Threat actors are exploiting a recently disclosed vulnerability in Citrix Netscaler ADC and Gateway appliances in order to target professional services, technology and government organizations.
The critical-severity flaw (CVE-2023-4966) was first disclosed by Citrix on Oct. 10, when the company released patches. Mandiant researchers on Tuesday said that they identified zero-day exploitation of the flaw in the wild starting in late August; additionally, Citrix updated its advisory on Tuesday to state that exploits have been observed. According to Citrix, the flaw stems from an unauthenticated buffer-related issue and could enable sensitive information disclosure.
“Successful exploitation could result in the ability to hijack existing authenticated sessions, therefore bypassing multi-factor authentication or other strong authentication requirements,” according to Mandiant researchers in a Tuesday alert. “These sessions may persist after the update to mitigate CVE-2023-4966 has been deployed.
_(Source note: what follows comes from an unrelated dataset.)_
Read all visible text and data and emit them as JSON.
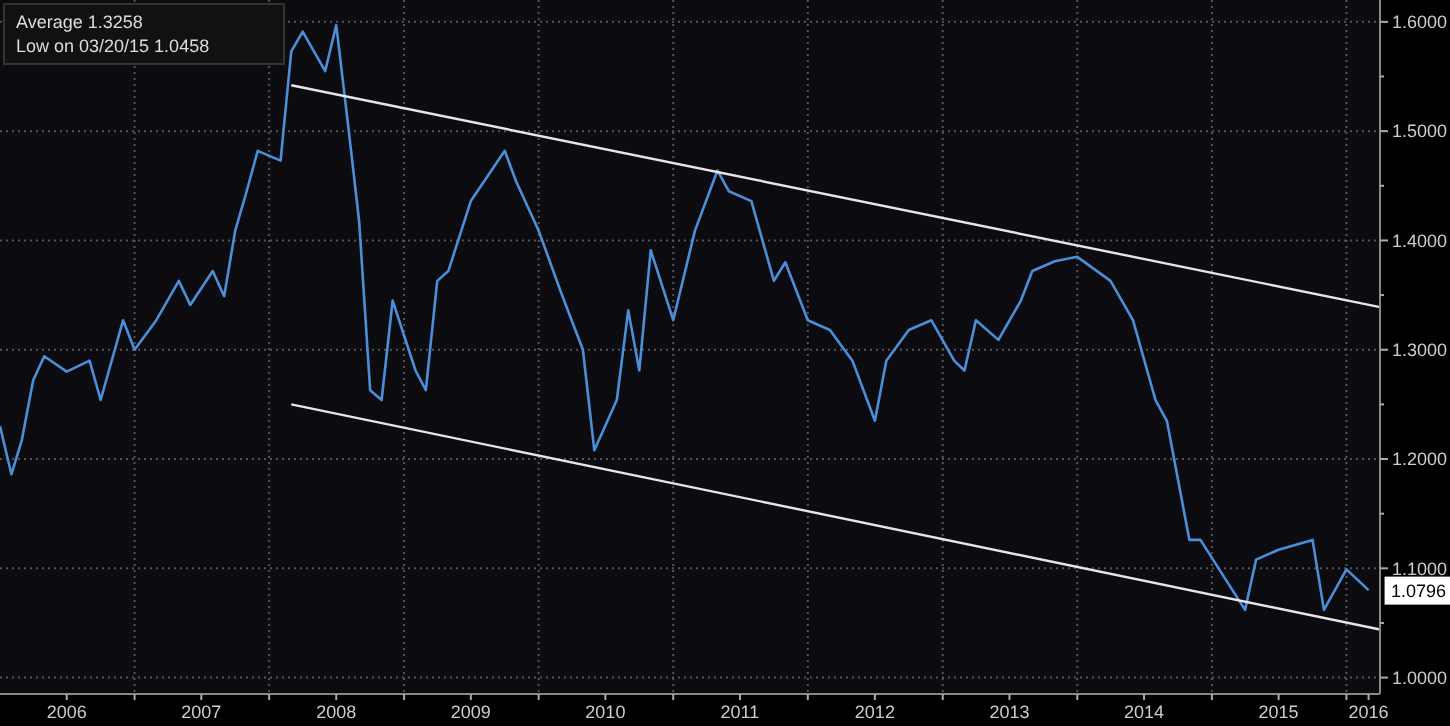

Additionally, we have observed session hijacking where session data was stolen prior to the patch deployment, and subsequently used by a threat actor.”
Depending on the permissions and scope of access allowed by the identity or session, the authenticated session hijacking could give threat actors further downstream access, said Mandiant researchers.
“A threat actor could utilize this method to harvest additional credentials, laterally pivot, and gain access to additional resources within an environment,” they said.
Various versions are impacted by the flaw, including NetScaler ADC and NetScaler Gateway 14.1 before 14.1-8.50, NetScaler ADC and NetScaler, Gateway 13.1 before 13.1-49.15, NetScaler ADC and NetScaler Gateway 13.0 before 13.0-92.19, NetScaler ADC 13.1-FIPS before 13.1-37.164, NetScaler ADC 12.1-FIPS before 12.1-55.300 and NetScaler ADC 12.1-NDcPP before 12.1-55.300.
Both Citrix and Mandiant researchers urged companies using impacted product versions to update as soon as possible, with Mandiant releasing a guide on Tuesday outlining additional steps for remediating and reducing risks that are related to the flaw. If organizations can’t immediately apply patches, Mandiant researchers recommended they enforce ingress IP address restrictions to limit any potential exposure and attack surface until they can do so. Given that sessions may persist after patches have been deployed, researchers also recommended that organizations terminate all active and persistent sessions post-patch deployment and outlined steps for investigating any potential malicious activity.
"To date, Mandiant has not identified any available logs or other artifacts resident on NetScaler appliances that record evidence of exploitation," said researchers.
Security flaws in Netscaler ADC and Gateway appliances, part of Citrix’s line of networking products, have previously been targeted by threat actors. A remote code execution flaw (CVE-2023-3519) in Netscaler ADC and Gateway made waves earlier this year, with three separate threat actors leveraging the bug in their campaigns.